A. tai attaching on the fin which is hypertrophied by the parasite.

Anoplodiscus tai is a monogenean parasite of the skin and fins of marine fish.

Life cycle

The body is 3-4 mm long, flat and elongated. The parasite attaches by a haptor at the posterior end. The parasite does not migrate from the attached site, and the haptor is encased by the host' connective tissue[1].

Clinical signs

The parasite (a few mm) attaches the skin and the fin. Abrasive lesions on the body and partial losses of the fins are observed. Heavily infected fish exhibits anorexia and emaciation.

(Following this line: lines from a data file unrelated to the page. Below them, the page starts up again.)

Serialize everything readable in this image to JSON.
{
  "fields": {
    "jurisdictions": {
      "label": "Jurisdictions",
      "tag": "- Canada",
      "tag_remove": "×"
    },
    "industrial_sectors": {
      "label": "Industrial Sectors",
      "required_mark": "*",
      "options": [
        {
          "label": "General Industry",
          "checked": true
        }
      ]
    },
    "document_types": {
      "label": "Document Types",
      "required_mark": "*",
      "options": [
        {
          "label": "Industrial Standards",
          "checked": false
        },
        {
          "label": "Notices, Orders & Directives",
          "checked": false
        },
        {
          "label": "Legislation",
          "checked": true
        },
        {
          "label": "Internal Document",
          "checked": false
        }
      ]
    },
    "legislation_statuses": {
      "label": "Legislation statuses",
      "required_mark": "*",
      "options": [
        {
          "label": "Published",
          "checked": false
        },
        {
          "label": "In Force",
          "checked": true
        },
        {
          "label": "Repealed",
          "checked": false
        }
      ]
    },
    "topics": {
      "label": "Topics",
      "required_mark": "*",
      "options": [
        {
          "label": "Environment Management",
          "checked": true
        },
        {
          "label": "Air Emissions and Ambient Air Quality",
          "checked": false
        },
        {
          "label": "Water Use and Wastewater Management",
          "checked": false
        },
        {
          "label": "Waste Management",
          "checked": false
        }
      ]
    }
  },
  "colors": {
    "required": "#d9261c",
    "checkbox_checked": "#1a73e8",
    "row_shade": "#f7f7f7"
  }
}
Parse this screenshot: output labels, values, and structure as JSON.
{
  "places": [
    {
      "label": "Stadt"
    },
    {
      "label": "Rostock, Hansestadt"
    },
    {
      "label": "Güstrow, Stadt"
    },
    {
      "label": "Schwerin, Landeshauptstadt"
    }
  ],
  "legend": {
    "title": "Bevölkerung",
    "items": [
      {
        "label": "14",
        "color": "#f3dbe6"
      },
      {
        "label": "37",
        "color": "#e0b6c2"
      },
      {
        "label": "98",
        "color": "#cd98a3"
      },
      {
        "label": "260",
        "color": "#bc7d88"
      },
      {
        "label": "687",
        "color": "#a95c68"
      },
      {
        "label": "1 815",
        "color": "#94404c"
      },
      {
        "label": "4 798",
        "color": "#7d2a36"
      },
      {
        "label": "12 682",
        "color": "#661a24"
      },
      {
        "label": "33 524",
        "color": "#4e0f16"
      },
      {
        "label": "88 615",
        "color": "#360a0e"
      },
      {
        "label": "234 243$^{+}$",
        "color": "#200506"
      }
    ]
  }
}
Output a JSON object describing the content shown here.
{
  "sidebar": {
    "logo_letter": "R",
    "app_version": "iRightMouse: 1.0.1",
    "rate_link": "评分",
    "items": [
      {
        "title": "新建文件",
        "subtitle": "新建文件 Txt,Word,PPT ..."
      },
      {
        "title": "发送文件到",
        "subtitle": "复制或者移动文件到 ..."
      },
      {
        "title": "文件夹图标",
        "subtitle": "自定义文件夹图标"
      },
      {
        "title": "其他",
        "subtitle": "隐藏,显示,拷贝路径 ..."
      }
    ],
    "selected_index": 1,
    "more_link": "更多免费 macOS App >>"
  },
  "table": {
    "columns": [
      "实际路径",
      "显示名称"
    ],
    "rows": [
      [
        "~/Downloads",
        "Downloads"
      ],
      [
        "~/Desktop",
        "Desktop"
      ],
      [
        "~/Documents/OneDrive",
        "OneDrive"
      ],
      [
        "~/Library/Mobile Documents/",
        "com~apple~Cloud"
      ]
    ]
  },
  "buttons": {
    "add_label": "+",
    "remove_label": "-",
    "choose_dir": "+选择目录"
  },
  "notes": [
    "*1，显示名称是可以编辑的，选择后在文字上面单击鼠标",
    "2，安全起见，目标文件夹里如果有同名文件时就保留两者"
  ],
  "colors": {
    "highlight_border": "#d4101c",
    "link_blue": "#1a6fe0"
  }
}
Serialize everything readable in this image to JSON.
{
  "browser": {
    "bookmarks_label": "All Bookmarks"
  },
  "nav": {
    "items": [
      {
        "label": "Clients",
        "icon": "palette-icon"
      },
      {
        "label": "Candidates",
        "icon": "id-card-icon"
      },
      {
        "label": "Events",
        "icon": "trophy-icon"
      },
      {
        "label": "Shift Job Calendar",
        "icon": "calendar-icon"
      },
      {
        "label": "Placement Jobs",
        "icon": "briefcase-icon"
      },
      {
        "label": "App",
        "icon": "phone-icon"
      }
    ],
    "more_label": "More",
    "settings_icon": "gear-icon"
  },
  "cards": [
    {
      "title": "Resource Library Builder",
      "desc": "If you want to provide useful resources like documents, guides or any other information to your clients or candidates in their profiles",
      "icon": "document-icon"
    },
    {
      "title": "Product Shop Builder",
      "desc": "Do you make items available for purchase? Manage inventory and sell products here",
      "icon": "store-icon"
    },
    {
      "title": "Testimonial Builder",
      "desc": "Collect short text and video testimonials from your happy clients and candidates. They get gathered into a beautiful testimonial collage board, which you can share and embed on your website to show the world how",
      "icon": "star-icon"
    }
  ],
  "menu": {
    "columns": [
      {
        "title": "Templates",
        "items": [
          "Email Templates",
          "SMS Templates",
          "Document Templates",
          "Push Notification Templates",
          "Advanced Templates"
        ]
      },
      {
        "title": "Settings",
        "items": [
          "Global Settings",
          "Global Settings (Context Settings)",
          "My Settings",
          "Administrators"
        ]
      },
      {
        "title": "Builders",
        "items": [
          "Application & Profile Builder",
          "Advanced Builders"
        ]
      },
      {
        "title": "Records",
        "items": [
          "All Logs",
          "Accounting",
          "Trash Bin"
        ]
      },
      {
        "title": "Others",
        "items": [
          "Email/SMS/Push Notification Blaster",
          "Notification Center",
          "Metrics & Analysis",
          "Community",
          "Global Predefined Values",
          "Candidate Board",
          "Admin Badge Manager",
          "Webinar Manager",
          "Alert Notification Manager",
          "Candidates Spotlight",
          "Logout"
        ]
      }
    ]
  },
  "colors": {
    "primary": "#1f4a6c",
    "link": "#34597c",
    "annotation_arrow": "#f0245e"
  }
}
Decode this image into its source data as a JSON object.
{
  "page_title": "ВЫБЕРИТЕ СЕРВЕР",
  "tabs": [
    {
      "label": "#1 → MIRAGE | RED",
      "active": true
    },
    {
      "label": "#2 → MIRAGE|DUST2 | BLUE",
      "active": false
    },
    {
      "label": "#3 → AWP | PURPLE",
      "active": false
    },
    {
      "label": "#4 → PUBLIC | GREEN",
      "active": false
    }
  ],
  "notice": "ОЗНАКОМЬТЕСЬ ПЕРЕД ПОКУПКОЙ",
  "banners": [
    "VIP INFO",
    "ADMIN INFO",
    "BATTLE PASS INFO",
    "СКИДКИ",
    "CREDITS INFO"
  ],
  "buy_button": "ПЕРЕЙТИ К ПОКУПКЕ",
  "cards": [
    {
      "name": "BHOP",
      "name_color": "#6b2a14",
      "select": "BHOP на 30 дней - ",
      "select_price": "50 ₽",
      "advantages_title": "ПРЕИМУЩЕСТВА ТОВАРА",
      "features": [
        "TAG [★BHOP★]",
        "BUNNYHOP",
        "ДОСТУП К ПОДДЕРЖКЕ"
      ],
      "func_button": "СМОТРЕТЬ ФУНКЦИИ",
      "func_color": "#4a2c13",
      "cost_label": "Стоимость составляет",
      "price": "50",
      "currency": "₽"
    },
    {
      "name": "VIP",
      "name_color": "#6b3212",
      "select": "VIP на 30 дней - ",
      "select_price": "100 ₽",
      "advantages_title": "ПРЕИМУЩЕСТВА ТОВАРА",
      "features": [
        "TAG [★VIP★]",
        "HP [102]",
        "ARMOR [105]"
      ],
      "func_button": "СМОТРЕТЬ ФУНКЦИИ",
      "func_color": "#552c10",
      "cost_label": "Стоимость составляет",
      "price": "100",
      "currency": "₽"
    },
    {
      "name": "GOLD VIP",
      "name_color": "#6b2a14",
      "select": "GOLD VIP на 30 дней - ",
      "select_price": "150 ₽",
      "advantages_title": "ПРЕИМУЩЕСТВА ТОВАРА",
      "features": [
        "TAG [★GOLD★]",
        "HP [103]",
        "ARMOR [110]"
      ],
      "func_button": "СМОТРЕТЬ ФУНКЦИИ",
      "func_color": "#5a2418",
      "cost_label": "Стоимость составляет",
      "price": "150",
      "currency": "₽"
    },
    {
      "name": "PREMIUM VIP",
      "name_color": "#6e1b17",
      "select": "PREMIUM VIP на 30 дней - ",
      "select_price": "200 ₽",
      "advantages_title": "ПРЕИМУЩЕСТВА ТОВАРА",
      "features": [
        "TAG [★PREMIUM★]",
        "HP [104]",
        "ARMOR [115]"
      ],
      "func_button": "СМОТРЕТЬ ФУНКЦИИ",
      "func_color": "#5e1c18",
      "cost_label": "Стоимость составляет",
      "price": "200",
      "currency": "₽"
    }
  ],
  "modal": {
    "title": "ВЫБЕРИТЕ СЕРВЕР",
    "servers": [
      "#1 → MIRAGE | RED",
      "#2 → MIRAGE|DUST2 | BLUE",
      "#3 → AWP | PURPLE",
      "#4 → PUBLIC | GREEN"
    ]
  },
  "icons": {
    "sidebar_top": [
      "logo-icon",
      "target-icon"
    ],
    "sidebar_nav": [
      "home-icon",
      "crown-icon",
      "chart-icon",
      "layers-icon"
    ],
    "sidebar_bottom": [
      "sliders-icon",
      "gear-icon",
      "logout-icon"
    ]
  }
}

Infected fish becomes emaciated due to anorexia, but the infection does not cause the mortality. Host tissues beneath the haptor are elevated due to strong sucking and pinching function and are infiltrated by numerous inflammatory cells. Attachment by the haptor causes loss of epithelium and eventually led to partial loss of fins (Ogawa, 1994).

Since this parasite is not infectious to human, it is harmless in food hygiene.


Anoplodiscus tai can be morphologically distinguished from A. spari parasitizing the skin of black porgy. A. spari is smaller (2-3 mm) and leaf-shaped.


A freshwater-bath is effective for removing the parasite.


  1. Ogawa, K. (1994) Anoplodiscus tai sp. nov. (Monogenea: Anoplodiscidae) from cultured red sea bream Pagrus major. Fish Pathol 29:5-10.